Of his blogging on Ocala, he claims he's not doing it just for attention. He said he hopes they take away a message.
"I admit my style comes across a little nasty," Crook said. "But what makes me write nastier is not the number of people coming on (the Web site) but the number defending them. They're lucky this happened on an airstrip. What if these kids had been on a street?"

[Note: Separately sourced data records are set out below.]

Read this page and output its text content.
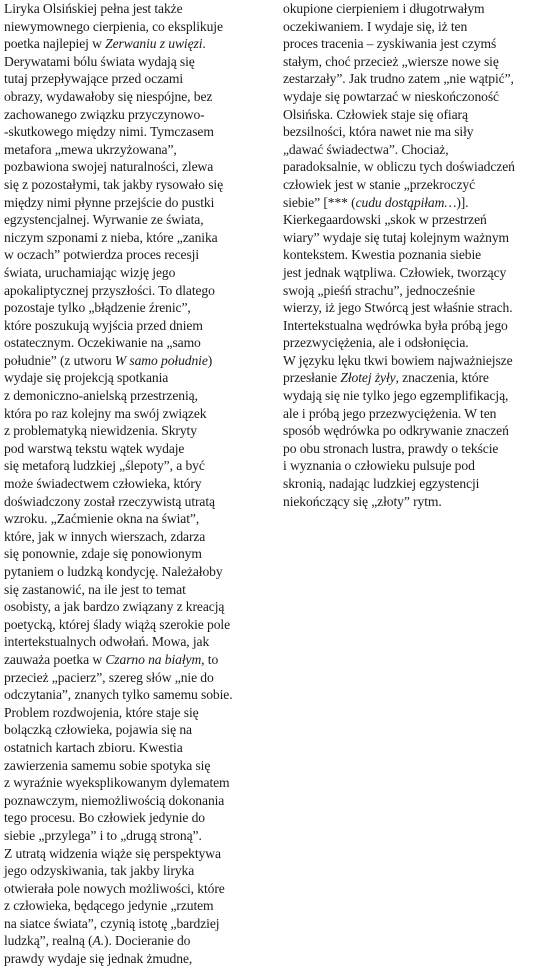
Liryka Olsińskiej pełna jest także
niewymownego cierpienia, co eksplikuje
poetka najlepiej w Zerwaniu z uwięzi.
Derywatami bólu świata wydają się
tutaj przepływające przed oczami
obrazy, wydawałoby się niespójne, bez
zachowanego związku przyczynowo-
-skutkowego między nimi. Tymczasem
metafora „mewa ukrzyżowana”,
pozbawiona swojej naturalności, zlewa
się z pozostałymi, tak jakby rysowało się
między nimi płynne przejście do pustki
egzystencjalnej. Wyrwanie ze świata,
niczym szponami z nieba, które „zanika
w oczach” potwierdza proces recesji
świata, uruchamiając wizję jego
apokaliptycznej przyszłości. To dlatego
pozostaje tylko „błądzenie źrenic”,
które poszukują wyjścia przed dniem
ostatecznym. Oczekiwanie na „samo
południe” (z utworu W samo południe)
wydaje się projekcją spotkania
z demoniczno-anielską przestrzenią,
która po raz kolejny ma swój związek
z problematyką niewidzenia. Skryty
pod warstwą tekstu wątek wydaje
się metaforą ludzkiej „ślepoty”, a być
może świadectwem człowieka, który
doświadczony został rzeczywistą utratą
wzroku. „Zaćmienie okna na świat”,
które, jak w innych wierszach, zdarza
się ponownie, zdaje się ponowionym
pytaniem o ludzką kondycję. Należałoby
się zastanowić, na ile jest to temat
osobisty, a jak bardzo związany z kreacją
poetycką, której ślady wiążą szerokie pole
intertekstualnych odwołań. Mowa, jak
zauważa poetka w Czarno na białym, to
przecież „pacierz”, szereg słów „nie do
odczytania”, znanych tylko samemu sobie.
Problem rozdwojenia, które staje się
bolączką człowieka, pojawia się na
ostatnich kartach zbioru. Kwestia
zawierzenia samemu sobie spotyka się
z wyraźnie wyeksplikowanym dylematem
poznawczym, niemożliwością dokonania
tego procesu. Bo człowiek jedynie do
siebie „przylega” i to „drugą stroną”.
Z utratą widzenia wiąże się perspektywa
jego odzyskiwania, tak jakby liryka
otwierała pole nowych możliwości, które
z człowieka, będącego jedynie „rzutem
na siatce świata”, czynią istotę „bardziej
ludzką”, realną (A.). Docieranie do
prawdy wydaje się jednak żmudne,
okupione cierpieniem i długotrwałym
oczekiwaniem. I wydaje się, iż ten
proces tracenia – zyskiwania jest czymś
stałym, choć przecież „wiersze nowe się
zestarzały”. Jak trudno zatem „nie wątpić”,
wydaje się powtarzać w nieskończoność
Olsińska. Człowiek staje się ofiarą
bezsilności, która nawet nie ma siły
„dawać świadectwa”. Chociaż,
paradoksalnie, w obliczu tych doświadczeń
człowiek jest w stanie „przekroczyć
siebie” [*** (cudu dostąpiłam…)].
Kierkegaardowski „skok w przestrzeń
wiary” wydaje się tutaj kolejnym ważnym
kontekstem. Kwestia poznania siebie
jest jednak wątpliwa. Człowiek, tworzący
swoją „pieśń strachu”, jednocześnie
wierzy, iż jego Stwórcą jest właśnie strach.
Intertekstualna wędrówka była próbą jego
przezwyciężenia, ale i odsłonięcia.
W języku lęku tkwi bowiem najważniejsze
przesłanie Złotej żyły, znaczenia, które
wydają się nie tylko jego egzemplifikacją,
ale i próbą jego przezwyciężenia. W ten
sposób wędrówka po odkrywanie znaczeń
po obu stronach lustra, prawdy o tekście
i wyznania o człowieku pulsuje pod
skronią, nadając ludzkiej egzystencji
niekończący się „złoty” rytm.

This is one of Crook's recent Ocala posts: "This story is taking many twists and turns, and much like the other stories I cover on this blog, it is priceless amusement at the expense of others."
* * *
Torch says this is how people should remember his friends:
Ammirato, a University of Central Florida student, was always counting calories and wanted to be a body builder.
Casey, Dawes, Hime and Rubin attended Central Florida Community College together.
Casey loved football, baseball and the rodeo. He had a knack for making everyone feel like he was their best friend.
Dawes was called Smiley because he always had a smile. He was training to be a farrier with his Dad.
Hime was a graphic artist. But his interests often changed: one minute he wanted to be a tattoo artist, the next he wanted to be a photographer and the next he wanted to design clothes and start his own band.
Rubin wore his hair in dreadlocks and was independent. He wanted to be a firefighter and paramedic.
At North Marion High School, where three of the boys went to school, Crook's blog has been blocked from computers, said Watts, the wrestling coach.
"Regardless of what any of them did, the end result is the same," he said. "Five individuals died and five families are burying sons and the community lost five great individuals."
The accident spawned a new slogan at the school this week: "Live well, live wise, because you matter to others."